Apro la porta e davanti a me vedo un uomo, sulla trentina, con il viso segnato dalla vita ma illuminato da un sorriso sincero. Era un ragazzo nigeriano, ben vestito, con un’aria distinta ma umile. Istintivamente pensai che fosse uno dei tanti che venivano alla nostra mensa per un pasto caldo e che, essendo arrivato in ritardo, stesse cercando di capire se fosse rimasto qualcosa per lui.
“Ciao,” gli dico con un sorriso, “come posso aiutarti?”
Lui mi guarda negli occhi e con voce gentile mi risponde: “Sono venuto per sapere se avete bisogno di qualcosa e in che modo posso aiutarvi.”
Rimango interdetto per un attimo.
“In che senso?” chiedo, cercando di capire meglio le sue intenzioni.
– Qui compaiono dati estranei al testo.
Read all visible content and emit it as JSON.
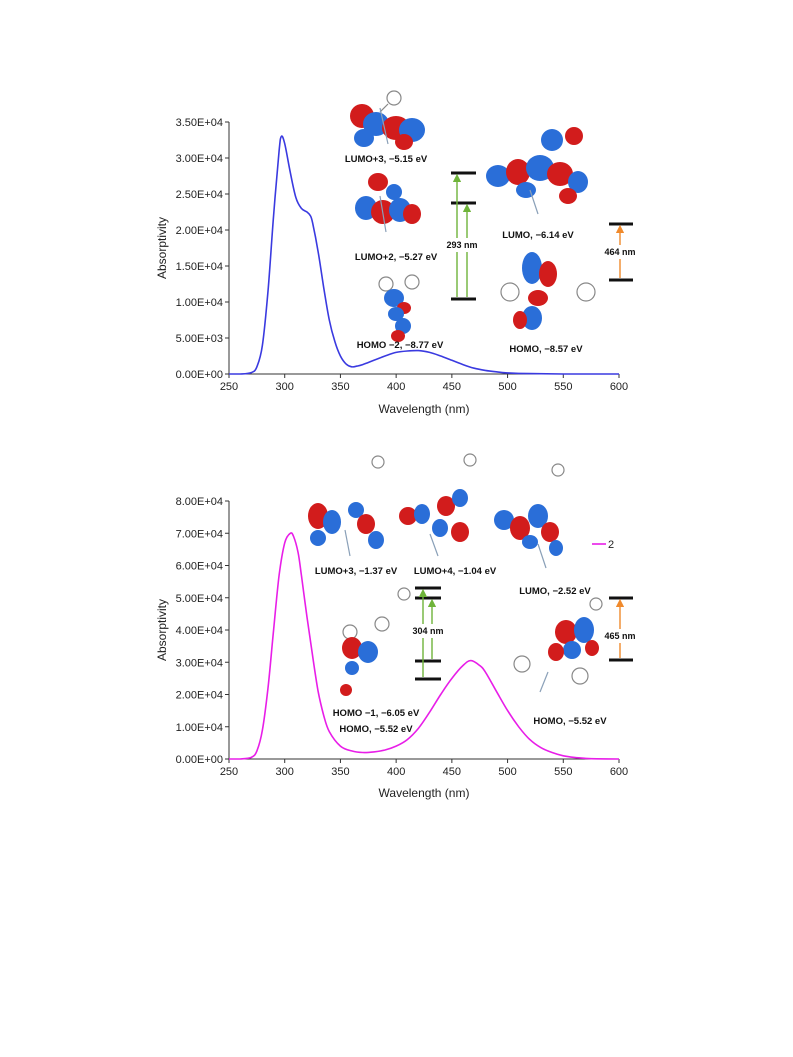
{
  "chart_data": [
    {
      "type": "line",
      "xlabel": "Wavelength (nm)",
      "ylabel": "Absorptivity",
      "xlim": [
        250,
        600
      ],
      "ylim": [
        0,
        35000
      ],
      "xticks": [
        "250",
        "300",
        "350",
        "400",
        "450",
        "500",
        "550",
        "600"
      ],
      "yticks": [
        "0.00E+00",
        "5.00E+03",
        "1.00E+04",
        "1.50E+04",
        "2.00E+04",
        "2.50E+04",
        "3.00E+04",
        "3.50E+04"
      ],
      "grid": false,
      "series": [
        {
          "color": "#3a3ae0",
          "x": [
            250,
            260,
            270,
            275,
            280,
            285,
            290,
            295,
            297,
            300,
            305,
            310,
            315,
            320,
            323,
            325,
            330,
            335,
            340,
            345,
            350,
            355,
            360,
            365,
            370,
            375,
            380,
            390,
            400,
            410,
            420,
            430,
            440,
            450,
            460,
            470,
            480,
            490,
            500,
            520,
            550,
            600
          ],
          "y": [
            0,
            0,
            200,
            1000,
            4000,
            11500,
            22000,
            31000,
            33000,
            32000,
            28000,
            24500,
            23000,
            22500,
            22000,
            21000,
            17000,
            12000,
            7500,
            4500,
            2500,
            1400,
            1000,
            1100,
            1300,
            1600,
            1900,
            2500,
            3000,
            3200,
            3250,
            3000,
            2500,
            1900,
            1300,
            800,
            500,
            300,
            150,
            50,
            0,
            0
          ]
        }
      ],
      "annotations": [
        {
          "text": "LUMO+3, −5.15 eV"
        },
        {
          "text": "LUMO+2, −5.27 eV"
        },
        {
          "text": "HOMO −2, −8.77 eV"
        },
        {
          "text": "LUMO, −6.14 eV"
        },
        {
          "text": "HOMO, −8.57 eV"
        },
        {
          "text": "293 nm"
        },
        {
          "text": "464 nm"
        }
      ]
    },
    {
      "type": "line",
      "xlabel": "Wavelength (nm)",
      "ylabel": "Absorptivity",
      "xlim": [
        250,
        600
      ],
      "ylim": [
        0,
        80000
      ],
      "xticks": [
        "250",
        "300",
        "350",
        "400",
        "450",
        "500",
        "550",
        "600"
      ],
      "yticks": [
        "0.00E+00",
        "1.00E+04",
        "2.00E+04",
        "3.00E+04",
        "4.00E+04",
        "5.00E+04",
        "6.00E+04",
        "7.00E+04",
        "8.00E+04"
      ],
      "grid": false,
      "legend": "right",
      "series": [
        {
          "name": "2",
          "color": "#e81ee8",
          "x": [
            250,
            260,
            270,
            275,
            280,
            285,
            290,
            295,
            300,
            305,
            308,
            312,
            315,
            320,
            325,
            330,
            335,
            340,
            350,
            360,
            370,
            380,
            390,
            400,
            410,
            420,
            430,
            440,
            450,
            460,
            467,
            475,
            480,
            490,
            500,
            510,
            520,
            530,
            540,
            550,
            560,
            570,
            580,
            600
          ],
          "y": [
            0,
            0,
            500,
            2500,
            9000,
            22000,
            40000,
            57000,
            67000,
            70000,
            69000,
            64000,
            57000,
            44000,
            32000,
            21000,
            13500,
            8500,
            4000,
            2500,
            2000,
            2200,
            2800,
            4000,
            6000,
            9500,
            14500,
            20000,
            25000,
            29000,
            30500,
            29000,
            27000,
            21000,
            15000,
            10000,
            6000,
            3500,
            2000,
            1000,
            500,
            200,
            50,
            0
          ]
        }
      ],
      "annotations": [
        {
          "text": "LUMO+3, −1.37 eV"
        },
        {
          "text": "LUMO+4, −1.04 eV"
        },
        {
          "text": "LUMO, −2.52 eV"
        },
        {
          "text": "HOMO −1, −6.05 eV"
        },
        {
          "text": "HOMO, −5.52 eV"
        },
        {
          "text": "HOMO, −5.52 eV"
        },
        {
          "text": "304 nm"
        },
        {
          "text": "465 nm"
        }
      ]
    }
  ]
}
Lui annuisce e spiega: “Mi chiamo Kelvin. Ho vissuto qui all’Arcella per un periodo, ospite di una cooperativa. Molti miei connazionali venivano da voi, raccontandomi di quanto la vostra mensa fosse un luogo di conforto, dove trovavano non solo cibo, ma anche rispetto e gentilezza. Io, però, non ho mai avuto occasione di venirci.”
Annuisco, sempre più incuriosito dalle sue parole.
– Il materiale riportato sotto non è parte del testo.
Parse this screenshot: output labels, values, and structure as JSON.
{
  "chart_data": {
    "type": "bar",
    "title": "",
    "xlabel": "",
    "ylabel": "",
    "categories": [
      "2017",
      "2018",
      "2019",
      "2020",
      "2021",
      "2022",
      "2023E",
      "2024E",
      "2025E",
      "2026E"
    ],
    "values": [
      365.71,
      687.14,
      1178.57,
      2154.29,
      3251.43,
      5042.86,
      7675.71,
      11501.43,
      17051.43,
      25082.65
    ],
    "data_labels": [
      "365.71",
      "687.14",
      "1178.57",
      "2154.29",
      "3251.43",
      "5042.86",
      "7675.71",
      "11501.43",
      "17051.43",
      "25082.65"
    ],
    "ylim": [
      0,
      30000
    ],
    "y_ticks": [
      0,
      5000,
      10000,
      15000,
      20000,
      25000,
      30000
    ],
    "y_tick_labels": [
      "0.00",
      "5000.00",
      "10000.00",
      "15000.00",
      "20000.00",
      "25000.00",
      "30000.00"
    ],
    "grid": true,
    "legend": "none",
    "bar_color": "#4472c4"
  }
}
“Ora mi sono trasferito a Conselve e ho trovato un lavoro stabile,” continua Kelvin. “Ma non mi sono mai dimenticato di questo posto. Volevo dirvi grazie, non solo a nome mio, ma anche per tutti quelli che avete aiutato e che, per vari motivi, non hanno mai potuto o pensato di farlo.”
Resto senza parole. Non mi aspettavo un gesto simile.
“E per questo,” aggiunge Kelvin con una punta d’emozione nella voce, “vorrei fare una donazione. Potresti darmi il vostro IBAN?”
Il cuore mi si riempie di gratitudine. In un mondo dove spesso si prende senza pensare a restituire, quell’uomo era tornato per esprimere riconoscenza nel modo più concreto possibile. Senza esitare, vado a prendere una delle nostre brochure, con tutte le informazioni necessarie. Gliela porgo con un sorriso sincero.
“Grazie, Kelvin. Significa molto per noi.”
Lui prende la brochure e mi stringe la mano con fermezza. “Spero di poter tornare presto, magari per conoscervi meglio e dare una mano anche in prima persona.”
Lo invito calorosamente a tornare, certo che un cuore grande come il suo sarebbe un dono prezioso per la nostra comunità.
Mentre chiudo la porta, ripenso a quell’incontro con una sensazione di calore dentro. È proprio vero che la gratuità non è solo dare senza aspettarsi nulla in cambio, ma anche riconoscere il valore di ciò che si riceve e trovare il modo di restituirlo.